33.Bölüm - Unutursam Fısılda

3.1K 153 12
                                    

"Eğer beni bir gün unutacaksan,bir gün bırakıp gideceksen,boşuna yorma derdi.Boş yere mağaramdan çıkarma beni."

~ ~ ~

*Savaş*

Projemizi teslim ettikten sonra huzur kokulu evimizdeyiz. Benim açımdan çok zordu. Nazlı'yı Melisa'ya karşı tutmak herkesin harcı değil. Her ne kadar bu durum beni eğlendirse ve kıskanç tavırları hoşuma gitse de tabii.

Bu yüzden sakinlik bana huzur veriyor. Aynı kanepenin bir köşesinde varlığıyla huzur bulduğum kadın kitap okurken ben de telefondan maç fikstürümüzü inceliyorum. İşim bitince telefonu bırakıyorum ve onu izliyorum.

Mutluluk uzak değil. Mutluluk birini sevmekte. Ben şu an oturduğum yerden sevdiğim kadını izleyerek mutlu olabiliyorum.

Kitabını aşağı indiriyor. Bana bakıyor. "Daldın gittin? Ne düşünüyorsun?"

Derin bir nefes alıp veriyorum. "Seni, beni, bizi."

Elindeki kitabı masaya bırakıyor. Üstünden battaniyeyi sıyırıyor ve kalkıyor kanepeden.
Yanıma geliyor. İkimizin üstüne çekiyor battaniyeyi. Kolumu omzuna atıp kafasını göğsüme koymasını sağlıyorum.

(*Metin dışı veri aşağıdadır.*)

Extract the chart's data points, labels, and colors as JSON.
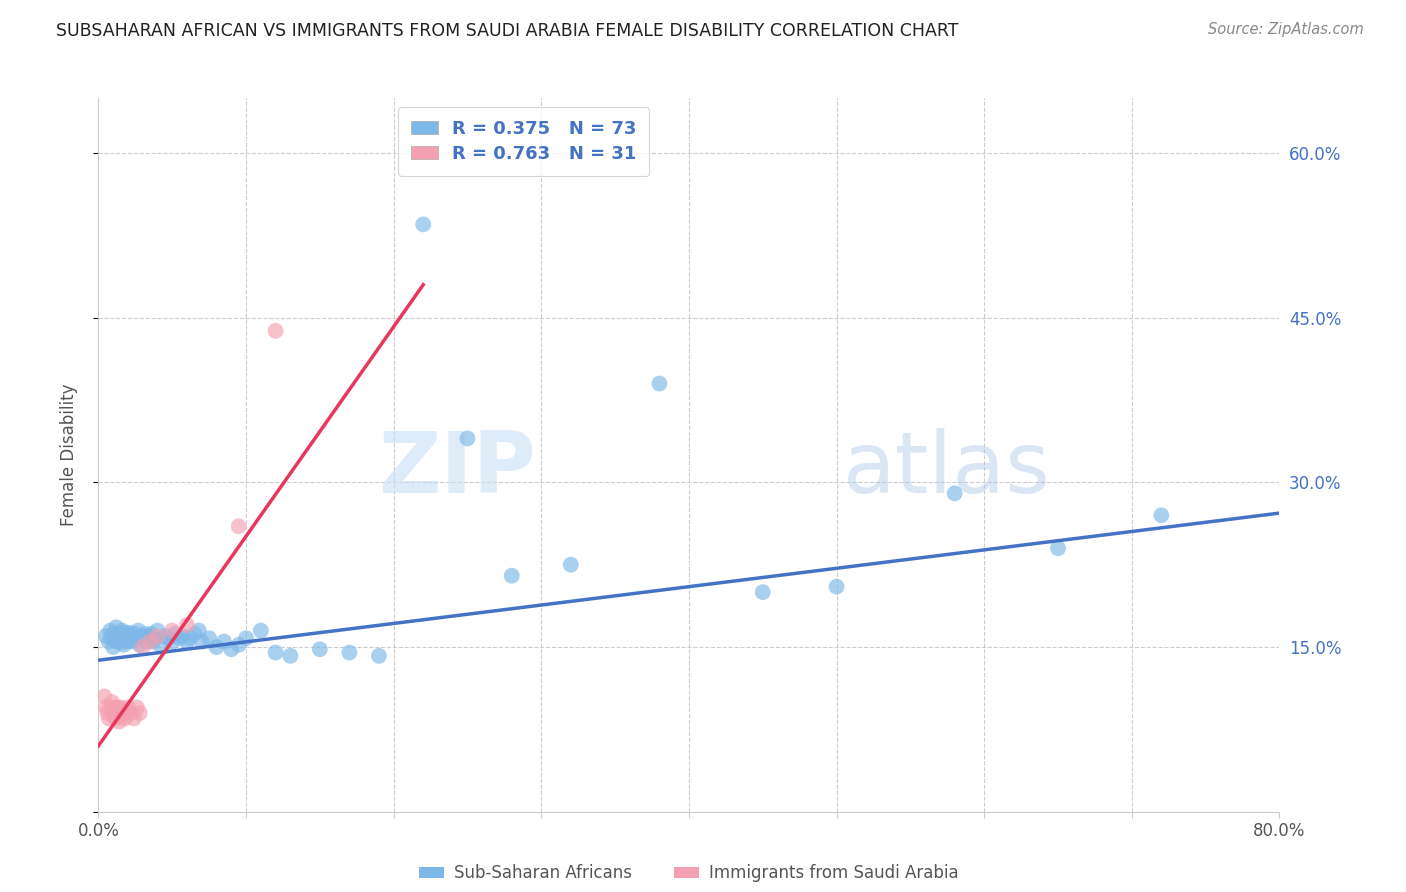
{
  "title": "SUBSAHARAN AFRICAN VS IMMIGRANTS FROM SAUDI ARABIA FEMALE DISABILITY CORRELATION CHART",
  "source": "Source: ZipAtlas.com",
  "ylabel": "Female Disability",
  "xlim": [
    0.0,
    0.8
  ],
  "ylim": [
    0.0,
    0.65
  ],
  "xticks": [
    0.0,
    0.1,
    0.2,
    0.3,
    0.4,
    0.5,
    0.6,
    0.7,
    0.8
  ],
  "xticklabels": [
    "0.0%",
    "",
    "",
    "",
    "",
    "",
    "",
    "",
    "80.0%"
  ],
  "yticks": [
    0.0,
    0.15,
    0.3,
    0.45,
    0.6
  ],
  "yticklabels_right": [
    "",
    "15.0%",
    "30.0%",
    "45.0%",
    "60.0%"
  ],
  "grid_color": "#cccccc",
  "background_color": "#ffffff",
  "blue_color": "#7db8e8",
  "pink_color": "#f4a0b0",
  "blue_line_color": "#4472c4",
  "pink_line_color": "#e8365d",
  "r_blue": 0.375,
  "n_blue": 73,
  "r_pink": 0.763,
  "n_pink": 31,
  "legend_label_blue": "Sub-Saharan Africans",
  "legend_label_pink": "Immigrants from Saudi Arabia",
  "watermark_zip": "ZIP",
  "watermark_atlas": "atlas",
  "blue_line_x0": 0.0,
  "blue_line_y0": 0.138,
  "blue_line_x1": 0.8,
  "blue_line_y1": 0.272,
  "pink_line_x0": 0.0,
  "pink_line_y0": 0.06,
  "pink_line_x1": 0.22,
  "pink_line_y1": 0.48,
  "blue_scatter_x": [
    0.005,
    0.007,
    0.008,
    0.009,
    0.01,
    0.01,
    0.012,
    0.012,
    0.013,
    0.014,
    0.015,
    0.015,
    0.016,
    0.016,
    0.017,
    0.018,
    0.018,
    0.019,
    0.02,
    0.02,
    0.021,
    0.022,
    0.022,
    0.023,
    0.024,
    0.025,
    0.026,
    0.027,
    0.028,
    0.03,
    0.031,
    0.032,
    0.033,
    0.034,
    0.035,
    0.036,
    0.037,
    0.038,
    0.04,
    0.042,
    0.045,
    0.047,
    0.05,
    0.052,
    0.055,
    0.057,
    0.06,
    0.062,
    0.065,
    0.068,
    0.07,
    0.075,
    0.08,
    0.085,
    0.09,
    0.095,
    0.1,
    0.11,
    0.12,
    0.13,
    0.15,
    0.17,
    0.19,
    0.22,
    0.25,
    0.28,
    0.32,
    0.38,
    0.45,
    0.5,
    0.58,
    0.65,
    0.72
  ],
  "blue_scatter_y": [
    0.16,
    0.155,
    0.165,
    0.158,
    0.162,
    0.15,
    0.168,
    0.155,
    0.162,
    0.158,
    0.154,
    0.16,
    0.157,
    0.165,
    0.152,
    0.159,
    0.163,
    0.156,
    0.161,
    0.155,
    0.158,
    0.163,
    0.155,
    0.16,
    0.157,
    0.162,
    0.158,
    0.165,
    0.152,
    0.16,
    0.158,
    0.162,
    0.155,
    0.16,
    0.158,
    0.162,
    0.155,
    0.158,
    0.165,
    0.152,
    0.16,
    0.158,
    0.155,
    0.162,
    0.158,
    0.16,
    0.155,
    0.158,
    0.162,
    0.165,
    0.155,
    0.158,
    0.15,
    0.155,
    0.148,
    0.152,
    0.158,
    0.165,
    0.145,
    0.142,
    0.148,
    0.145,
    0.142,
    0.535,
    0.34,
    0.215,
    0.225,
    0.39,
    0.2,
    0.205,
    0.29,
    0.24,
    0.27
  ],
  "pink_scatter_x": [
    0.004,
    0.005,
    0.006,
    0.007,
    0.008,
    0.009,
    0.01,
    0.01,
    0.011,
    0.012,
    0.012,
    0.013,
    0.014,
    0.015,
    0.015,
    0.016,
    0.017,
    0.018,
    0.019,
    0.02,
    0.022,
    0.024,
    0.026,
    0.028,
    0.03,
    0.035,
    0.04,
    0.05,
    0.06,
    0.095,
    0.12
  ],
  "pink_scatter_y": [
    0.105,
    0.095,
    0.09,
    0.085,
    0.095,
    0.1,
    0.088,
    0.092,
    0.095,
    0.085,
    0.09,
    0.095,
    0.082,
    0.09,
    0.095,
    0.088,
    0.092,
    0.085,
    0.09,
    0.095,
    0.09,
    0.085,
    0.095,
    0.09,
    0.15,
    0.155,
    0.16,
    0.165,
    0.17,
    0.26,
    0.438
  ]
}
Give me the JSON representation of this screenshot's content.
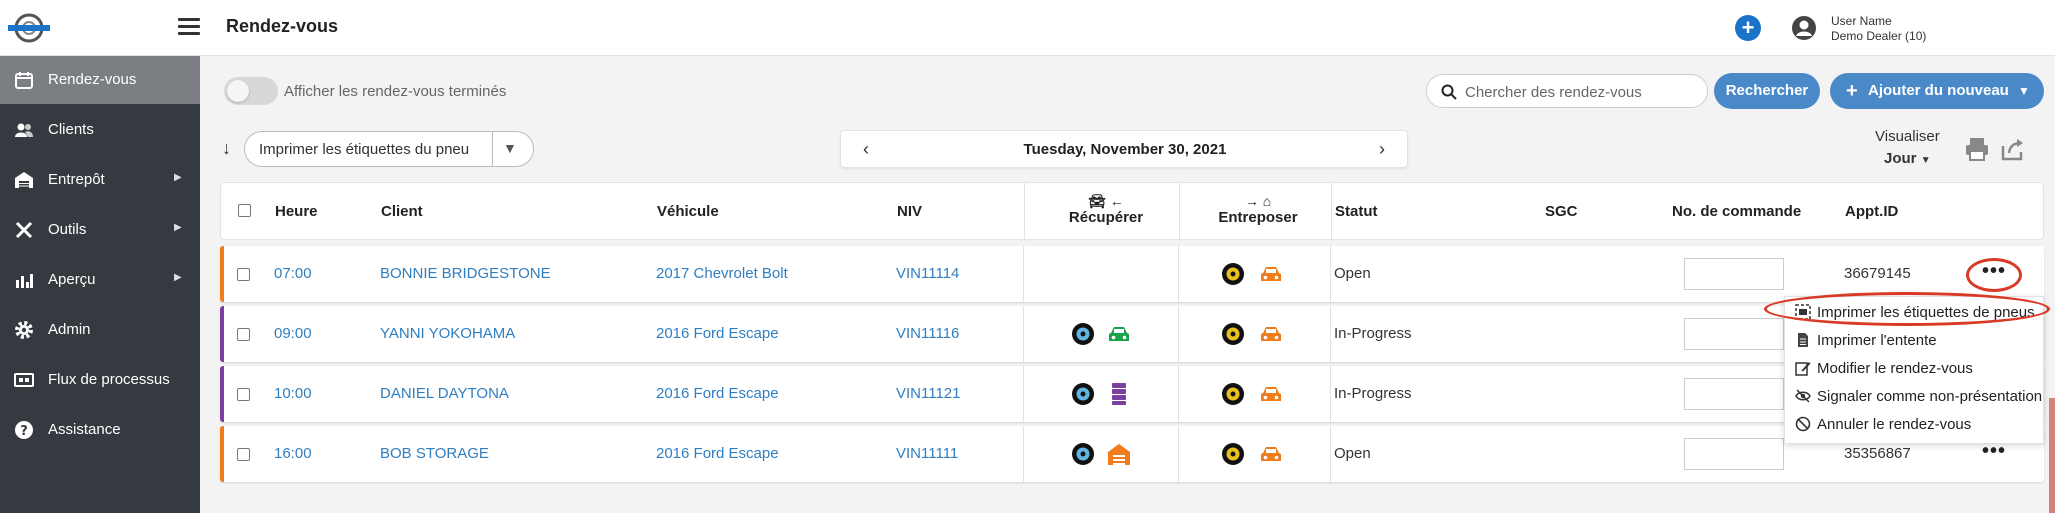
{
  "header": {
    "title": "Rendez-vous",
    "user": {
      "name": "User Name",
      "dealer": "Demo Dealer (10)"
    }
  },
  "sidebar": {
    "items": [
      {
        "label": "Rendez-vous",
        "icon": "calendar-icon",
        "active": true
      },
      {
        "label": "Clients",
        "icon": "users-icon"
      },
      {
        "label": "Entrepôt",
        "icon": "warehouse-icon",
        "submenu": true
      },
      {
        "label": "Outils",
        "icon": "tools-icon",
        "submenu": true
      },
      {
        "label": "Aperçu",
        "icon": "chart-icon",
        "submenu": true
      },
      {
        "label": "Admin",
        "icon": "gear-icon"
      },
      {
        "label": "Flux de processus",
        "icon": "flow-icon"
      },
      {
        "label": "Assistance",
        "icon": "help-icon"
      }
    ]
  },
  "filters": {
    "toggle_label": "Afficher les rendez-vous terminés",
    "search_placeholder": "Chercher des rendez-vous",
    "search_button": "Rechercher",
    "add_button": "Ajouter du nouveau"
  },
  "toolbar": {
    "print_dropdown": "Imprimer les étiquettes du pneu",
    "date": "Tuesday, November 30, 2021",
    "view_label": "Visualiser",
    "view_value": "Jour"
  },
  "table": {
    "headers": {
      "time": "Heure",
      "client": "Client",
      "vehicle": "Véhicule",
      "vin": "NIV",
      "pickup": "Récupérer",
      "store": "Entreposer",
      "status": "Statut",
      "sgc": "SGC",
      "order": "No. de commande",
      "appt": "Appt.ID"
    },
    "rows": [
      {
        "time": "07:00",
        "client": "BONNIE BRIDGESTONE",
        "vehicle": "2017 Chevrolet Bolt",
        "vin": "VIN11114",
        "status": "Open",
        "appt": "36679145",
        "accent": "#f07c1b"
      },
      {
        "time": "09:00",
        "client": "YANNI YOKOHAMA",
        "vehicle": "2016 Ford Escape",
        "vin": "VIN11116",
        "status": "In-Progress",
        "appt": "",
        "accent": "#7b3fa0"
      },
      {
        "time": "10:00",
        "client": "DANIEL DAYTONA",
        "vehicle": "2016 Ford Escape",
        "vin": "VIN11121",
        "status": "In-Progress",
        "appt": "",
        "accent": "#7b3fa0"
      },
      {
        "time": "16:00",
        "client": "BOB STORAGE",
        "vehicle": "2016 Ford Escape",
        "vin": "VIN11111",
        "status": "Open",
        "appt": "35356867",
        "accent": "#f07c1b"
      }
    ]
  },
  "context_menu": {
    "items": [
      {
        "label": "Imprimer les étiquettes de pneus",
        "icon": "label-print-icon"
      },
      {
        "label": "Imprimer l'entente",
        "icon": "document-icon"
      },
      {
        "label": "Modifier le rendez-vous",
        "icon": "edit-icon"
      },
      {
        "label": "Signaler comme non-présentation",
        "icon": "eye-slash-icon"
      },
      {
        "label": "Annuler le rendez-vous",
        "icon": "ban-icon"
      }
    ]
  },
  "colors": {
    "primary": "#4a89c8",
    "link": "#2f7ec0",
    "sidebar": "#343a40",
    "annotation": "#d93a26",
    "car_green": "#1aa34a",
    "car_orange": "#f07c1b",
    "purple": "#7b3fa0"
  }
}
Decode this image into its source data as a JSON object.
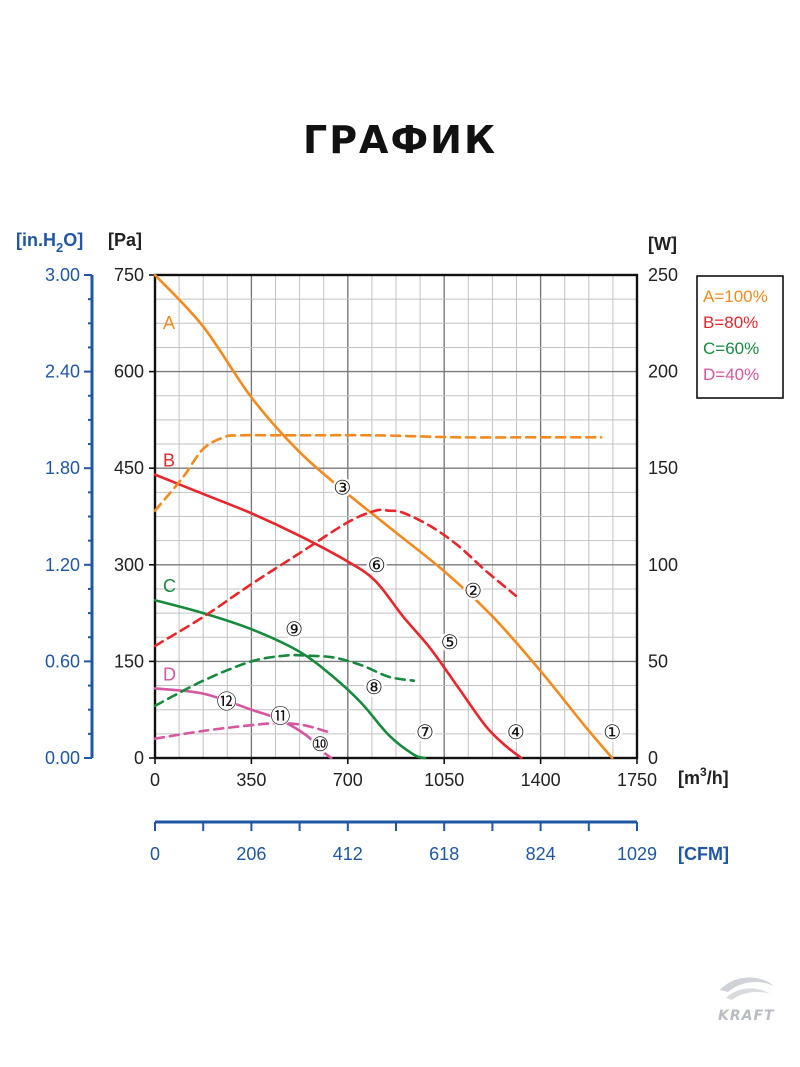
{
  "title": "ГРАФИК",
  "brand": "KRAFT",
  "colors": {
    "A": "#f28a1f",
    "B": "#e8262b",
    "C": "#178a3e",
    "D": "#d6569f",
    "axis_blue": "#1f57a5",
    "grid_major": "#7a7a7a",
    "grid_minor": "#c2c2c2"
  },
  "chart_data": {
    "type": "line",
    "x_axis": {
      "unit": "[m³/h]",
      "unit_base": "[m",
      "unit_sup": "3",
      "unit_tail": "/h]",
      "range": [
        0,
        1750
      ],
      "ticks": [
        "0",
        "350",
        "700",
        "1050",
        "1400",
        "1750"
      ]
    },
    "cfm_axis": {
      "unit": "[CFM]",
      "range": [
        0,
        1029
      ],
      "ticks": [
        "0",
        "206",
        "412",
        "618",
        "824",
        "1029"
      ]
    },
    "y_left_pa": {
      "unit": "[Pa]",
      "range": [
        0,
        750
      ],
      "ticks": [
        "0",
        "150",
        "300",
        "450",
        "600",
        "750"
      ]
    },
    "y_left_inh2o": {
      "unit": "[in.H2O]",
      "unit_base": "[in.H",
      "unit_sub": "2",
      "unit_tail": "O]",
      "range": [
        0,
        3.0
      ],
      "ticks": [
        "0.00",
        "0.60",
        "1.20",
        "1.80",
        "2.40",
        "3.00"
      ]
    },
    "y_right_w": {
      "unit": "[W]",
      "range": [
        0,
        250
      ],
      "ticks": [
        "0",
        "50",
        "100",
        "150",
        "200",
        "250"
      ]
    },
    "grid": true,
    "legend": [
      {
        "key": "A",
        "label": "A=100%"
      },
      {
        "key": "B",
        "label": "B=80%"
      },
      {
        "key": "C",
        "label": "C=60%"
      },
      {
        "key": "D",
        "label": "D=40%"
      }
    ],
    "series": [
      {
        "name": "A",
        "kind": "pressure",
        "label": "A",
        "x": [
          0,
          175,
          350,
          525,
          700,
          875,
          1050,
          1225,
          1400,
          1560,
          1660
        ],
        "y": [
          750,
          670,
          560,
          475,
          410,
          350,
          290,
          220,
          135,
          50,
          0
        ]
      },
      {
        "name": "B",
        "kind": "pressure",
        "label": "B",
        "x": [
          0,
          175,
          350,
          525,
          700,
          800,
          900,
          1000,
          1100,
          1200,
          1270,
          1330
        ],
        "y": [
          440,
          410,
          380,
          345,
          305,
          275,
          220,
          170,
          110,
          50,
          20,
          0
        ]
      },
      {
        "name": "C",
        "kind": "pressure",
        "label": "C",
        "x": [
          0,
          175,
          350,
          525,
          650,
          750,
          850,
          940,
          980
        ],
        "y": [
          245,
          225,
          200,
          165,
          125,
          85,
          35,
          5,
          0
        ]
      },
      {
        "name": "D",
        "kind": "pressure",
        "label": "D",
        "x": [
          0,
          175,
          350,
          450,
          550,
          610,
          640
        ],
        "y": [
          108,
          100,
          75,
          60,
          35,
          10,
          0
        ]
      },
      {
        "name": "A",
        "kind": "power",
        "x": [
          0,
          100,
          175,
          250,
          300,
          500,
          800,
          1100,
          1400,
          1620
        ],
        "y": [
          128,
          145,
          160,
          166,
          167,
          167,
          167,
          166,
          166,
          166
        ]
      },
      {
        "name": "B",
        "kind": "power",
        "x": [
          0,
          175,
          350,
          525,
          700,
          800,
          850,
          900,
          1000,
          1100,
          1200,
          1310
        ],
        "y": [
          58,
          73,
          90,
          106,
          122,
          128,
          128,
          127,
          120,
          110,
          97,
          84
        ]
      },
      {
        "name": "C",
        "kind": "power",
        "x": [
          0,
          175,
          350,
          475,
          550,
          650,
          750,
          850,
          940
        ],
        "y": [
          27,
          40,
          50,
          53,
          53,
          52,
          48,
          42,
          40
        ]
      },
      {
        "name": "D",
        "kind": "power",
        "x": [
          0,
          175,
          350,
          450,
          540,
          640
        ],
        "y": [
          10,
          14,
          17,
          18,
          17,
          13
        ]
      }
    ],
    "markers": [
      {
        "label": "①",
        "x": 1660,
        "y": 40
      },
      {
        "label": "②",
        "x": 1155,
        "y": 260
      },
      {
        "label": "③",
        "x": 680,
        "y": 420
      },
      {
        "label": "④",
        "x": 1310,
        "y": 40
      },
      {
        "label": "⑤",
        "x": 1070,
        "y": 180
      },
      {
        "label": "⑥",
        "x": 805,
        "y": 300
      },
      {
        "label": "⑦",
        "x": 980,
        "y": 40
      },
      {
        "label": "⑧",
        "x": 795,
        "y": 110
      },
      {
        "label": "⑨",
        "x": 505,
        "y": 200
      },
      {
        "label": "⑩",
        "x": 600,
        "y": 22
      },
      {
        "label": "⑪",
        "x": 455,
        "y": 65
      },
      {
        "label": "⑫",
        "x": 260,
        "y": 88
      }
    ]
  }
}
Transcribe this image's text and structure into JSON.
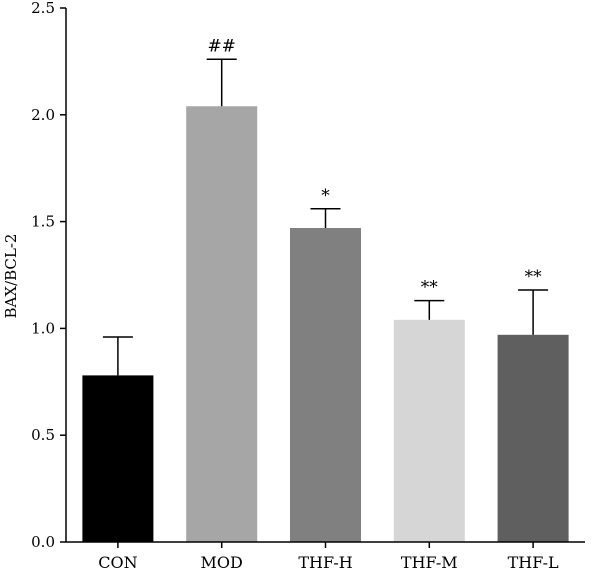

"Sen bana evlenme teklifi ettin."

Gülüyor. "Ben yaptım öyle bir hata değil mi ya?"

Yan gözle mimiklerini izliyorum. İnsan hakaret yiyeceğini bile bile söyler mi bir şeyi? Söylüyormuş.
Önce gözlerini büyütüyor.

"Hata mı! Seni tek taşımla döverim. Salak salak konuşma."

Kahkaha atıyorum. Nasıl da seviyorum bu hallerini. Kaleme dökemeyecek kadar! Saçlarından öpüyorum.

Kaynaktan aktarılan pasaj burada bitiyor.